Fred Mifflin Minister of Fisheries and Oceans

Mr. Speaker, as a member of the committee that asked for the study, I am sure the hon. member is very much aware that the study is a very objective study. In fact, it is so objective that it has looked at seven of all the activities that impinge on ports and indeed the whole business of shipping.

I will go a little further. This report looks at 1,200 critical movements of commodities in the Canadian shipping business and has examined a dozen or so of them in particular. It has consulted from coast to coast, many meetings in this country. I have met with the marine advisory board. I met with certain other sectors of the shipping industry to discuss the progress of this report.

I have to tell the hon. member that despite his misgivings it is a very objective report carried out by a very credible third party with no connections to the government. It was done at the behest of the committee on which the hon. member serves. He will be apprised of the results when it is completed in the very near future.

Coast Guard
Oral Question Period

2:35 p.m.

Bloc

Yvan Bernier Gaspé, QC

Mr. Speaker, how can the minister accept a study which says the impact of its tariff structure will be negligible, considering that, for example, this new tax will reduce by 15 per cent the profits of iron ore companies on the north shore and will result in the closure of the Port-Cartier mine two or three years earlier than expected, thus worsening the unemployment situation in a region that is already hard hit?

Coast Guard
Oral Question Period

2:35 p.m.

Bonavista—Trinity—Conception
Newfoundland & Labrador

Liberal

Fred Mifflin Minister of Fisheries and Oceans

Mr. Speaker, perhaps I will say it in another manner. The hon.

member is aware of the objectivity of this study. It has examined seven aspects that impact on the marine transportation business in this country and on the commodities. In fact, the 1,200 runs I talked about cover almost 90 per cent of all the commodity runs by shipping in this country.

I see the hon. member smiling. I do not know where he is getting his figures with respect to Port Cartier and its closing down, but it is impossible to measure every single aspect. I remind him that the study that was done was done at the request, in fact at the insistence, of the committee on which he serves.
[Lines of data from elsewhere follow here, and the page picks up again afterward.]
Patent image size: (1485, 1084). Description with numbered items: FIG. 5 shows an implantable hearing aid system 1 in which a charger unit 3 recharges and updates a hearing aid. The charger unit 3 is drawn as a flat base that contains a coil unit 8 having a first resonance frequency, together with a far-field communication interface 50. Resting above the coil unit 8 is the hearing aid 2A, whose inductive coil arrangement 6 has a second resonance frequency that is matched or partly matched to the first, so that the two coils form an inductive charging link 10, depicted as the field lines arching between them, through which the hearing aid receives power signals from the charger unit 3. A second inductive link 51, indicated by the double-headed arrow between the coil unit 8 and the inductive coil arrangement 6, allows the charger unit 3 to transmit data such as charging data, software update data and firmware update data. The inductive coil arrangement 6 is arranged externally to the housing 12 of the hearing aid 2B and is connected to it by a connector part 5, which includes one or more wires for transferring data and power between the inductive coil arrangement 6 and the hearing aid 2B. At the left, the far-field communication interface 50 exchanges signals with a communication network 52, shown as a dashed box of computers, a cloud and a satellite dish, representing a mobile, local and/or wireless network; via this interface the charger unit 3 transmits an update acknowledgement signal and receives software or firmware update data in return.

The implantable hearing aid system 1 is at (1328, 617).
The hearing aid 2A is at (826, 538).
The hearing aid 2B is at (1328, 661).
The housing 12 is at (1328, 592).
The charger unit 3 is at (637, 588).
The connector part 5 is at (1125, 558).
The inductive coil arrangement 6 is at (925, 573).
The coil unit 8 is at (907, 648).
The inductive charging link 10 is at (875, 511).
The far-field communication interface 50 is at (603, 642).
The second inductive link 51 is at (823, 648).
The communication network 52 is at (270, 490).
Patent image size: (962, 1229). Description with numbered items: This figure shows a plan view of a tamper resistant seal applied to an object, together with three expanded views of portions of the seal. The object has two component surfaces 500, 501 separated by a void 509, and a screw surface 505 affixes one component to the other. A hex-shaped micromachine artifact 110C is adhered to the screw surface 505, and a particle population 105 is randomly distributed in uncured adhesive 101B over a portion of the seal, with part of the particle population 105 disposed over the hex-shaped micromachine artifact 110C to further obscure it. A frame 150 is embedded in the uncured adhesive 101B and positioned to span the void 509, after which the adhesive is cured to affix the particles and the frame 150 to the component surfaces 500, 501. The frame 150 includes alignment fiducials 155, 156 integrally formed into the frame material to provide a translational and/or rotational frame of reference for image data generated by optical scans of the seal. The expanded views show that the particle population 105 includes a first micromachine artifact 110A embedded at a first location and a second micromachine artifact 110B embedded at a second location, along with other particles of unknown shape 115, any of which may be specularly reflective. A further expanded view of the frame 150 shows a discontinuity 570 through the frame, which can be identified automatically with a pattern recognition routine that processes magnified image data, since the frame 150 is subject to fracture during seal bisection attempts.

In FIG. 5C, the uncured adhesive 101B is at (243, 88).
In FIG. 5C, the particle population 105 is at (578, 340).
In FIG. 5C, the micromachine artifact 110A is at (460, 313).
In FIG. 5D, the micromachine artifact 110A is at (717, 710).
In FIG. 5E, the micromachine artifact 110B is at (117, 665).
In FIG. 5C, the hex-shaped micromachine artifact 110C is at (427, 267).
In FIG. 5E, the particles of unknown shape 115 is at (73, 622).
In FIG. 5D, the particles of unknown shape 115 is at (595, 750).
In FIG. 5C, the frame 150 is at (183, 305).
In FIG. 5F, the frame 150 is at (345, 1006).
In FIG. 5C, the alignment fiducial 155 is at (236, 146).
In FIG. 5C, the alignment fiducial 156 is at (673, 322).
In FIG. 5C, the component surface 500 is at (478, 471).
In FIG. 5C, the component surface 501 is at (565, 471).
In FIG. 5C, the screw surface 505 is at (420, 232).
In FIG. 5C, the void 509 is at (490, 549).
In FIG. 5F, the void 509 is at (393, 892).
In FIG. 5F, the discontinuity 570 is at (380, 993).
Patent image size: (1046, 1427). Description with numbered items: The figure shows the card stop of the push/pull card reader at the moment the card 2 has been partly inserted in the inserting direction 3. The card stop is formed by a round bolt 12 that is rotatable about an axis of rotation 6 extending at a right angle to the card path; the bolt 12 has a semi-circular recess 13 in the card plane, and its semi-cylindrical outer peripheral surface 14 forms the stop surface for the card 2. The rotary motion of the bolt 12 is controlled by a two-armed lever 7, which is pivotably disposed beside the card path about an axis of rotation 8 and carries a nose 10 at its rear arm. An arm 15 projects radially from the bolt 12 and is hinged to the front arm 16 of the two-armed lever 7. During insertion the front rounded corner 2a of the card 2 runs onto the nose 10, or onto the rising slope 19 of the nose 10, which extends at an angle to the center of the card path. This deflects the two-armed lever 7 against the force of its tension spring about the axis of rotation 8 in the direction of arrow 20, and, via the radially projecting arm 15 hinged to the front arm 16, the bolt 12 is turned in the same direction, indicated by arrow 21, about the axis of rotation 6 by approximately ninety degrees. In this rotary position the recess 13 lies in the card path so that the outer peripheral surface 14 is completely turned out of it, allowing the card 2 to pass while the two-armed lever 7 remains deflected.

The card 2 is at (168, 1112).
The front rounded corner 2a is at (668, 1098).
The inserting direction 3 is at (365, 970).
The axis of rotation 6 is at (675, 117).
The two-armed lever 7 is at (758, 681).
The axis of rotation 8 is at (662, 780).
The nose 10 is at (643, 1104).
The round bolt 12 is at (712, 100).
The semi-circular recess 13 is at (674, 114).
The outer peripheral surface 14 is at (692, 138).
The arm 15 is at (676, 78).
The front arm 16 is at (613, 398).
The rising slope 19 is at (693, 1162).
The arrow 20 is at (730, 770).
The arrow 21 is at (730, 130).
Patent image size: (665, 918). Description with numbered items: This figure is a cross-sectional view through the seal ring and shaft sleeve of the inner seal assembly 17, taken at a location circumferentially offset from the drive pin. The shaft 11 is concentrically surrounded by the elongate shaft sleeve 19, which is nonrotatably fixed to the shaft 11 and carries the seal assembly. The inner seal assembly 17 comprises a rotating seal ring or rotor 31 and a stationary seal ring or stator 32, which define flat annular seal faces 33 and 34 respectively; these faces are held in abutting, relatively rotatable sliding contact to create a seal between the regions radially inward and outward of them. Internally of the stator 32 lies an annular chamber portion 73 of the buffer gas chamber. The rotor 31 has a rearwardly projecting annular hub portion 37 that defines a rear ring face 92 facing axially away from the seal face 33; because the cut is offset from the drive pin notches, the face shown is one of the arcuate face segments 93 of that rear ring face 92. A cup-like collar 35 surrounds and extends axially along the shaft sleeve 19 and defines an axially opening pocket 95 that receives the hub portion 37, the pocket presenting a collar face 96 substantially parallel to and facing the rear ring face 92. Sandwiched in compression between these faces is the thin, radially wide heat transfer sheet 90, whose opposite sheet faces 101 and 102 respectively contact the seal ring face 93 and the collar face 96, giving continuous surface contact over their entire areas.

We are responding to the request of the committee, of which he is a member. The results are objective and the study will show that there are some conclusions that he will be able to study in the very near future.

Taxation
Oral Question Period

November 18th, 1996 / 2:35 p.m.

Reform

Jim Gouk Kootenay West—Revelstoke, BC

Mr. Speaker, the government saw fit to open the borders to American competition against Canada's air carrier industry through the open skies policy. While I did not object to having a more open and competitive industry, I do question why the minister did this without first levelling the playing field on federal fuel taxes.

My question is for the Minister of Transport. Given that these American competitors have significantly lower fuel taxes and that fuel costs are a major component of an airline's operating expense, will the minister take immediate steps to lower the tax on aviation fuel in order to permit Canadian aviation companies to compete equally?

Taxation
Oral Question Period

2:40 p.m.

Hamilton West
Ontario

Liberal

Stan Keyes Parliamentary Secretary to Minister of Transport

Mr. Speaker, we in this government, and in particular the Minister of Transport, pride ourselves in listening to any suggestions being brought forward by the members opposite.

The member also spoke of the open skies agreement that has taken place between Canada and the U.S. Let us look at what it has done. It has created 100 new scheduled transborder routes, 24 new routes by Canadian air carriers, 33 Canadian air carrier flights which are now scheduled flights, 54 new U.S.-

Taxation
Oral Question Period

2:40 p.m.

Some hon. members

Oh, oh.

Taxation
Oral Question Period

2:40 p.m.

Liberal

Stan Keyes Hamilton West, ON

I guess they do not want to hear the good news.

It has created 54 new U.S. destinations non-stop from nine Canadian cities. For Air Canada there are 1,000 new jobs. For Canadian Airlines there are 700 new jobs. It is a good news scenario.